Characterization of fluorescence collection optics integrated with a micro-fabricated surface electrode ion trap

TL;DR

This paper demonstrates the integration of diffractive optical elements with surface electrode ion traps to enhance fluorescence collection efficiency for scalable quantum information processing.

Contribution

It introduces a novel integration of DOE's with surface traps using in-vacuum fibers, achieving specific collection efficiencies without affecting ion stability.

Findings

Achieved 3.58% solid angle collection efficiency with DOE's.

Measured detection efficiency of 0.388% with a single Ca+ ion.
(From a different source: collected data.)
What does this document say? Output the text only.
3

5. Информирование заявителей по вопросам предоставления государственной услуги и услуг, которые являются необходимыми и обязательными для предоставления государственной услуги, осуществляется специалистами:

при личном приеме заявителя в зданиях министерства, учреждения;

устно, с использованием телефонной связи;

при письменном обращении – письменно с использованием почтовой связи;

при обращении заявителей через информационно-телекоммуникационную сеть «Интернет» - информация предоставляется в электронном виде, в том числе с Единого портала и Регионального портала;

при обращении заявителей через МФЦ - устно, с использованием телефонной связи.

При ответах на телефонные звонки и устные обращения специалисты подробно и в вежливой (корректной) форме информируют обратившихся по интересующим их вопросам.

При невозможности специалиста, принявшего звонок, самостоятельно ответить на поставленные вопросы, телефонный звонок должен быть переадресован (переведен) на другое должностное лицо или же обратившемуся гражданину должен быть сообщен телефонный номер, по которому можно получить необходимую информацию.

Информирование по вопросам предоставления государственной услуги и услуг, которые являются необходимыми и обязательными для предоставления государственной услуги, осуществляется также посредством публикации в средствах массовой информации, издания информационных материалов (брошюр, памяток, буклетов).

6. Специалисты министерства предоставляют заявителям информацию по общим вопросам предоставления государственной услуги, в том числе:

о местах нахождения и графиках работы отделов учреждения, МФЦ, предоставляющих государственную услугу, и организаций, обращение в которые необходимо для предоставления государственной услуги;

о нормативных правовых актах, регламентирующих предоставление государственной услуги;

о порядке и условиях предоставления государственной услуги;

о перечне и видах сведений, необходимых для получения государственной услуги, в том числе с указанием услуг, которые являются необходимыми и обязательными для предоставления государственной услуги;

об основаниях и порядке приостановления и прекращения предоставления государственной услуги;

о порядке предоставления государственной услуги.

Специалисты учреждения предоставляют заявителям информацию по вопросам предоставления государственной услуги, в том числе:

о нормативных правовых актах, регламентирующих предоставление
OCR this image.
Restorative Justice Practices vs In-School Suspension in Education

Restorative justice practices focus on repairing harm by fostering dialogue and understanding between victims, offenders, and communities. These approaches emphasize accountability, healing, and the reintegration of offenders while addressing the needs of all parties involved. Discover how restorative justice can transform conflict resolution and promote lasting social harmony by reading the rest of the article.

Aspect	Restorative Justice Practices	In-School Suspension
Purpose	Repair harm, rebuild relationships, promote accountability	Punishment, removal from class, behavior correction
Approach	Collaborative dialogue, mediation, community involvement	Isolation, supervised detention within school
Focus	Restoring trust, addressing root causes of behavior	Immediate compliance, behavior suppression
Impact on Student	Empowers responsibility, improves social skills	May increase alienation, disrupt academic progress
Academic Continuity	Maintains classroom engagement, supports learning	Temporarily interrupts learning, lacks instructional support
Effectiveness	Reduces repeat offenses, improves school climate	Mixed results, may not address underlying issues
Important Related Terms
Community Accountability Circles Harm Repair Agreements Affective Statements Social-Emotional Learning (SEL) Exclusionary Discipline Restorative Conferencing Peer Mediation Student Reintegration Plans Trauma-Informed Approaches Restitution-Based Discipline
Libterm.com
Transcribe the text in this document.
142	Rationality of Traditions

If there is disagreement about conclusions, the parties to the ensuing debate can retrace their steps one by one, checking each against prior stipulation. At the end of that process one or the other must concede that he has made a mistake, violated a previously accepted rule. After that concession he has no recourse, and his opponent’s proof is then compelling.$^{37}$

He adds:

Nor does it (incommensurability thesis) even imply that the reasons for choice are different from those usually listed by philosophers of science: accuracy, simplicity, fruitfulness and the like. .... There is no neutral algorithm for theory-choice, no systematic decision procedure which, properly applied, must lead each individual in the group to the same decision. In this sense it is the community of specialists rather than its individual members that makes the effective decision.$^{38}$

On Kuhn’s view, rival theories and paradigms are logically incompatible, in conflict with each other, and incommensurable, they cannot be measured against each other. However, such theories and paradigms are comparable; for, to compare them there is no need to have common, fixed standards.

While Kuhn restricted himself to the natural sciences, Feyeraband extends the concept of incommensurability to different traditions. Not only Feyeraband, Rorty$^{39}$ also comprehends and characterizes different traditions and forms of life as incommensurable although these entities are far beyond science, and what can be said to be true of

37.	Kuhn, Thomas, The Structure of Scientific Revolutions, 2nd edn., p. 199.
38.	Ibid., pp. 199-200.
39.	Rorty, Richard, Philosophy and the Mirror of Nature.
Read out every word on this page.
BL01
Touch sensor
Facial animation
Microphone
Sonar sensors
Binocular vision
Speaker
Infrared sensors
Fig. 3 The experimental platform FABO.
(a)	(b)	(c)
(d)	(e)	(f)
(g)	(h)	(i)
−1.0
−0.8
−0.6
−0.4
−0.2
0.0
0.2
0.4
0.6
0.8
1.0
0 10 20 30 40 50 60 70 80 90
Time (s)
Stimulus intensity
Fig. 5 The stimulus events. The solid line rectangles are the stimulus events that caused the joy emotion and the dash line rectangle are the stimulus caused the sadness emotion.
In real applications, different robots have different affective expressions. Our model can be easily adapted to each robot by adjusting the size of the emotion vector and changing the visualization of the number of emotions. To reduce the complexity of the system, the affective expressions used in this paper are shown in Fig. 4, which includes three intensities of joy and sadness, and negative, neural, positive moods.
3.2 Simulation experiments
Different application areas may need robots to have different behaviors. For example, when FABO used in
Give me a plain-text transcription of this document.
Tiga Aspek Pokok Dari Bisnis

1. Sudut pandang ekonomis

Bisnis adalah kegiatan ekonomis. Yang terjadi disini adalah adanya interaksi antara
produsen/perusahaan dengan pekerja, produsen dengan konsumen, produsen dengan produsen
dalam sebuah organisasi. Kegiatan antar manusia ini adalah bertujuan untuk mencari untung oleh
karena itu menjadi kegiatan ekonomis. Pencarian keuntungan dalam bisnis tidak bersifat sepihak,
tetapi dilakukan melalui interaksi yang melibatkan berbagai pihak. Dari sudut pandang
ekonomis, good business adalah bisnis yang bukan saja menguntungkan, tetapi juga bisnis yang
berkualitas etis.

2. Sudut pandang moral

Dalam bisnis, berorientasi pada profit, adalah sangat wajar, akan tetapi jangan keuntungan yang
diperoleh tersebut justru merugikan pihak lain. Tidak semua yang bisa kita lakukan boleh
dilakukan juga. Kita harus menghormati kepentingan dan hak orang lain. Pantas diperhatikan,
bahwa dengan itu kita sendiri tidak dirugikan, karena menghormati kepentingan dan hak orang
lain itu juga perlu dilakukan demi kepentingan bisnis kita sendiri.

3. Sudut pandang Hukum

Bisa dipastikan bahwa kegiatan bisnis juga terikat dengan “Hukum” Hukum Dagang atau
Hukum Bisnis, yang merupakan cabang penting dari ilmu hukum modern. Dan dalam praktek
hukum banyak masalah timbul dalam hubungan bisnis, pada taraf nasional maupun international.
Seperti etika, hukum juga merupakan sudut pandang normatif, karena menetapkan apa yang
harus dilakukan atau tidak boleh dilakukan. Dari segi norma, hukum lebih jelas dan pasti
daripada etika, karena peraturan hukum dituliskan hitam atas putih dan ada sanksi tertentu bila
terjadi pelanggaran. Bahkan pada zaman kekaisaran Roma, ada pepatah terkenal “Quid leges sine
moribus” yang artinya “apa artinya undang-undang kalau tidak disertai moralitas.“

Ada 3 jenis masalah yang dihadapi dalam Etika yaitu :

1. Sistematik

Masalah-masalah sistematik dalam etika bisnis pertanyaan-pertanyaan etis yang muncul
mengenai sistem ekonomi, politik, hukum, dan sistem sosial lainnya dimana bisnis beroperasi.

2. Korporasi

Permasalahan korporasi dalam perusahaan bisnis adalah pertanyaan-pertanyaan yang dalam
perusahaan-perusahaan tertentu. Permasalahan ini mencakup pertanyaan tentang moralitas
Minimal impact on ion stability and motional heating rates.

Abstract

One of the outstanding challenges for ion trap quantum information processing is to accurately detect the states of many ions in a scalable fashion. In the particular case of surface traps, geometric constraints make imaging perpendicular to the surface appealing for light collection at multiple locations with minimal cross-talk. In this report we describe an experiment integrating Diffractive Optic Elements (DOE's) with surface electrode traps, connected through in-vacuum multi-mode fibers. The square DOE's reported here were all designed with solid angle collection efficiencies of 3.58%; with all losses included a detection efficiency of 0.388% (1.02% excluding the PMT loss) was measured with a single Ca+ ion. The presence of the DOE had minimal effect on the stability of the ion, both in temporal variation of stray electric fields and in motional heating rates.